Архип истинной причины знать не мог. А у Айвазовского, как у великого мастера, учились уже созревшие художники, прошедшие подготовительную стадию, познавшие азы искусства. У Куинджи был природный талант, но он не имел начальной подготовки, он ощупью шел по пути, который давно был открыт; элементарным художественным приемам обучали рядовые учителя рисования. Айвазовский же был творцом.
Куинджи угнетало неудачное пребывание в Феодосии. Однако постепенно первоначальные выводы утратили свою остроту, и он все больше утверждался в мысли, что посещение Айвазовского принесло ему пользу. С кем бы он охотно поговорил, так это с Шаловановым. Тот понял бы душевное состояние парня, но его наверняка в Мариуполе не было, а идти к Косогубову и спрашивать, когда приедет его кузен, значит, непременно говорить о Феодосии или объяснять причину быстрого возвращения. Ни того, ни другого Архип делать не хотел.
Благо подвернулась нелегкая работа с братьями. Началась осенняя путина. Спиридон, Елевферий и Архип на небольшом баркасе ушли верст за пять на запад от города. На дальних мелях вечером ставили сети, а на заре возвращались за ними. Архип сидел на веслах. На руках пружинились мускулы, становились чугунными, тяжелыми, лодка легко скользила по мелкой зыби. От воды подымалось тепло, и капли пота выступали на лбу.

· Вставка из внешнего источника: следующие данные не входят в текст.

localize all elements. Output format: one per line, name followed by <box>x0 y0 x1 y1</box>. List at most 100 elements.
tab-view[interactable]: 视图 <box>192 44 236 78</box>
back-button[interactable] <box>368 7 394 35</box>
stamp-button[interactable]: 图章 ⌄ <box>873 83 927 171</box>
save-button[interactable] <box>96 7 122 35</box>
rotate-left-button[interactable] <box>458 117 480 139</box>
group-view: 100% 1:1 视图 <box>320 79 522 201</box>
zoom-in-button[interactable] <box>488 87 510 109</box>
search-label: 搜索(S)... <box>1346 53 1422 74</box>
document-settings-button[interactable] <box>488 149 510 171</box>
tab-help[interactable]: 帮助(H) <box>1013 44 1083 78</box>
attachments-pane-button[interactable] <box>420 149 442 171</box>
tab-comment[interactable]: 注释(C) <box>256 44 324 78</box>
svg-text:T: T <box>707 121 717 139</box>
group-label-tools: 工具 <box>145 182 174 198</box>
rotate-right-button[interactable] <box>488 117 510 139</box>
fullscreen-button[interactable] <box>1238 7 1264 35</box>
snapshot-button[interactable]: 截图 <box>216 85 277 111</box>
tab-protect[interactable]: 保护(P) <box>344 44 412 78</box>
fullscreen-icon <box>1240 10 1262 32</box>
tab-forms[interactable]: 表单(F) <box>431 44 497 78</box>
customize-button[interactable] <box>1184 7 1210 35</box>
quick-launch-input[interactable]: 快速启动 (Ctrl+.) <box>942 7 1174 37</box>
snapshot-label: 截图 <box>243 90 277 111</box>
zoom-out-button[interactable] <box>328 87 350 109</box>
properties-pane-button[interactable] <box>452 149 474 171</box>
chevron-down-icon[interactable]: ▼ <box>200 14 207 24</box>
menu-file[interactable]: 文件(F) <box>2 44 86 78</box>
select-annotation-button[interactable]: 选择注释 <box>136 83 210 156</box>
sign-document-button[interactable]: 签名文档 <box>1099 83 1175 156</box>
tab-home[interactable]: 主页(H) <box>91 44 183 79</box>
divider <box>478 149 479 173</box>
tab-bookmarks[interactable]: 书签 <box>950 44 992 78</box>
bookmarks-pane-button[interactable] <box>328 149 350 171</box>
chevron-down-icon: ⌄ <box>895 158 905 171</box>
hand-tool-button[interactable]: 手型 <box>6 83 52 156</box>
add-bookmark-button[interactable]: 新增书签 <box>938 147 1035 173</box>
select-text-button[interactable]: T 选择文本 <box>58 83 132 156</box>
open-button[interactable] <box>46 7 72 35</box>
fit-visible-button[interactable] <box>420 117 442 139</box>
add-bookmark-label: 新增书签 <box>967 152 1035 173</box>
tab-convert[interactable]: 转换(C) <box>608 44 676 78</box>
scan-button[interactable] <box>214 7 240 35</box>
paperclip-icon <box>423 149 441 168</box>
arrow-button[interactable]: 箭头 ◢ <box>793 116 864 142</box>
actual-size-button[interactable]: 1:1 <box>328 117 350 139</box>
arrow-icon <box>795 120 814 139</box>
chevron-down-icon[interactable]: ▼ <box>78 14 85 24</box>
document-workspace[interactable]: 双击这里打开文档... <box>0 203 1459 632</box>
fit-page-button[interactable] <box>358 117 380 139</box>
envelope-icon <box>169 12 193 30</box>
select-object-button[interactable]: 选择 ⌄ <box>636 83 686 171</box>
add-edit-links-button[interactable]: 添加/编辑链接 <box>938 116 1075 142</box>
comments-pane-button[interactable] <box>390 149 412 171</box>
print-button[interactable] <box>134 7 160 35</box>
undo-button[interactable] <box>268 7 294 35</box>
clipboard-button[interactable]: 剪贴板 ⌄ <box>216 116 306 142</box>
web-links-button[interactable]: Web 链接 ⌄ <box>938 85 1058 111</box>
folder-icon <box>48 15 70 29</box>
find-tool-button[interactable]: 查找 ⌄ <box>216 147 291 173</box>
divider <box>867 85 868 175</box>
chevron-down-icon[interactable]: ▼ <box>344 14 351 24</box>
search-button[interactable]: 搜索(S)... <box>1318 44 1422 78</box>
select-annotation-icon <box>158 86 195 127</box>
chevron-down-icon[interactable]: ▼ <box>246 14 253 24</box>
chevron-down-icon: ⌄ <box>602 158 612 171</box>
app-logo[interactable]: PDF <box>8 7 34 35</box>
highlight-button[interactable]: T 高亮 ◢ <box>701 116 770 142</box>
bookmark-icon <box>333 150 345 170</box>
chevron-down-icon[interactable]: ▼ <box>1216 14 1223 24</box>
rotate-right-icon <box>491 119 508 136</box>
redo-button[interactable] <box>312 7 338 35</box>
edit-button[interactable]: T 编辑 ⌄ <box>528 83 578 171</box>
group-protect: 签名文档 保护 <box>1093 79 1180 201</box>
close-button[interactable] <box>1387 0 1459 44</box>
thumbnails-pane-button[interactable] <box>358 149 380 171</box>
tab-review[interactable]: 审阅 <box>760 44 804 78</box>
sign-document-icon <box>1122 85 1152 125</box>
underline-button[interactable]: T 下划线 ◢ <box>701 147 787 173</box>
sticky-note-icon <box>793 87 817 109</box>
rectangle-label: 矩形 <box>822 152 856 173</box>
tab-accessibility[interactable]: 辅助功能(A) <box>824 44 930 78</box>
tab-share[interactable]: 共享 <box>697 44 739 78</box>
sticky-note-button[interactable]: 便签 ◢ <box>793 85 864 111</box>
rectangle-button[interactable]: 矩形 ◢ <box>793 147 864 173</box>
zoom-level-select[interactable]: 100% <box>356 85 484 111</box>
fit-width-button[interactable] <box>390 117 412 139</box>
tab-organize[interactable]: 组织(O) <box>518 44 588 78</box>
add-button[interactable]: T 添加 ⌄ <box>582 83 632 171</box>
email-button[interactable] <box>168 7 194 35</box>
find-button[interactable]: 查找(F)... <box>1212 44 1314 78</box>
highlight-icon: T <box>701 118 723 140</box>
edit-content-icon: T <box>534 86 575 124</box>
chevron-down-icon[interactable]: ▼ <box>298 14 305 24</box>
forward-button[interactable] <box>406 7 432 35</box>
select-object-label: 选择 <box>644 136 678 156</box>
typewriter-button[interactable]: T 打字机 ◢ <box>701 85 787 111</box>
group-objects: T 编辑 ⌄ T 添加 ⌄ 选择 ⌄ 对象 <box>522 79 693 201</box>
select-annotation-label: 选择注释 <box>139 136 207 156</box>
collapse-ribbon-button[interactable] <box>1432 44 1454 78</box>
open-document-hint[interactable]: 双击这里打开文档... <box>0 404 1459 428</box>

Пока выбирали сети, бросали на дно лодки судаков, лещей и тарань, рассвет разгорался во все небо. Розоватые лучи падали на зеленоватую воду, перемешивались с нею, и Архипу хотелось порой потрогать их руками. Он помогал братьям, изредка поглядывал на них: обращают ли они внимание на расцвеченное море. Но те были увлечены работой, скупо переговариваясь, оценивали улов, прикидывали, какую выручку он принесет, долго ли продержится хорошая погода.